High availability¶
The control plane is deployed as a standalone application. If using our Helm chart, it's possible to deploy multiple replicas in different availability zones which can provide operational redundancy.
To make sure only one instance performs infrastructure changes, the control plane implements leader election and automatically selects one pod to serve all requests.
How it works¶
Kubernetes only
This feature is only supported when running the control plane with Kubernetes. While a different synchronization primitive
could have been used, we rely on the Kubernetes Service to redirect traffic.
When an instance of the control plane deployment is started, it attempts to acquire a Lease from the Kubernetes API. The lease is short-lived and is renewed periodically.
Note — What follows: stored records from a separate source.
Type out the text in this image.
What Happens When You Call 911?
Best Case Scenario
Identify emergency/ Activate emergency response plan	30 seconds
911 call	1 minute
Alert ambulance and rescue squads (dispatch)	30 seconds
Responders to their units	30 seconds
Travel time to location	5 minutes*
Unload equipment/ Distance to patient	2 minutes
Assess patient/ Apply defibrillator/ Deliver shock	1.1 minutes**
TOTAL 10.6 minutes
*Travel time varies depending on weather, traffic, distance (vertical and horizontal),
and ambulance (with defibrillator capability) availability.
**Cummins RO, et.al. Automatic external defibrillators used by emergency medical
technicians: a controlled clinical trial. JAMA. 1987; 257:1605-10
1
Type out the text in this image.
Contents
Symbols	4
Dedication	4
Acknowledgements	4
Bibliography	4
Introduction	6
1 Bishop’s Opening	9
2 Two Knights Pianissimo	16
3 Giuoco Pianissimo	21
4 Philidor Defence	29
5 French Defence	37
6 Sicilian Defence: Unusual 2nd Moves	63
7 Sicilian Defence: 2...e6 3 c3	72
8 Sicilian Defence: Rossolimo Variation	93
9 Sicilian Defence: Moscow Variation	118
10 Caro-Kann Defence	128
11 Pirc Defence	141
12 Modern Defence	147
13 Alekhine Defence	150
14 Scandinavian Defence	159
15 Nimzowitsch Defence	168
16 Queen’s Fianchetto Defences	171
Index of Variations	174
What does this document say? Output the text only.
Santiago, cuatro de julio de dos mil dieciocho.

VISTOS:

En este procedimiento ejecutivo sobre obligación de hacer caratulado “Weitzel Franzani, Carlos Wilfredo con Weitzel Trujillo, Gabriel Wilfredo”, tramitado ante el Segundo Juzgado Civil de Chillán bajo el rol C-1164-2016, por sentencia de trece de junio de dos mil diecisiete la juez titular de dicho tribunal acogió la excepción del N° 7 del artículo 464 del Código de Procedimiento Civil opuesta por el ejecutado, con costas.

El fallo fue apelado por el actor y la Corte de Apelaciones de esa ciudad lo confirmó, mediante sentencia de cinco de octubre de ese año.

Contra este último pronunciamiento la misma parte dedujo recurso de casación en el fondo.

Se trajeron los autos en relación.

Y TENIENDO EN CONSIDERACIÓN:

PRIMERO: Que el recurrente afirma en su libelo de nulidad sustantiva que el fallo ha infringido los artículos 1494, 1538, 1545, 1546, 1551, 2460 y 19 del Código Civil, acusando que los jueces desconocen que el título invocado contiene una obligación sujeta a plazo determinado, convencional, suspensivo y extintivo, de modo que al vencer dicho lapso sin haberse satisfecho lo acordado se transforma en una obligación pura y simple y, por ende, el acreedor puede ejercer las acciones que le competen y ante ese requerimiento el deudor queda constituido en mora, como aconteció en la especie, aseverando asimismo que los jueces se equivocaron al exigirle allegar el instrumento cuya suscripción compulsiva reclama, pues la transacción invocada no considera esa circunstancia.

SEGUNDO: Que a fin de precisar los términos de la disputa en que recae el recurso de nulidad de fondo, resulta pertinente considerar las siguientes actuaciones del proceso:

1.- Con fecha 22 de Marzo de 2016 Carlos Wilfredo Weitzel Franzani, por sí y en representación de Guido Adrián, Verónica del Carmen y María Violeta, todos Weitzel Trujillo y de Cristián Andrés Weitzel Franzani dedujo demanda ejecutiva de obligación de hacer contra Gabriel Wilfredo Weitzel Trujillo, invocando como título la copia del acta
Whichever instance acquires the lease first will report itself as "Ready" to the Service. This ensures that only one instance can respond to API requests from both PgDog and the web UI.
Configuration¶
This feature is disabled by default. It can be enabled and configured in the Helm chart:
control:
config:
leader:
enabled: true
lease_name: "control2"
lease_duration_secs: 15
lease_interval_secs: 5
release_timeout_secs: 5
Most of these settings have sane defaults:
| Configuration | Description |
|---|---|
enabled |
Toggle leader election on or off. It is disabled by default (false). |
lease_name |
The name of the Lease resource. Change it if you're planning to deploy more than one control plane per namespace. |
lease_duration_secs |
Lease duration. Longer values prevent lease takeover due to clock skew, but slow down redeployments after unexpected pod termination. |
lease_interval_secs |
How often the control plane leader attempts to renew the lease. |
release_timeout_secs |
How long the control plane will wait while shutting down gracefully for the lease to be released. |
Default deployment¶
By default, the control plane is deployed with only one replica. This is usually sufficient since high availability is not essential for normal operations and PgDog pods can tolerate intermittent control plane downtime.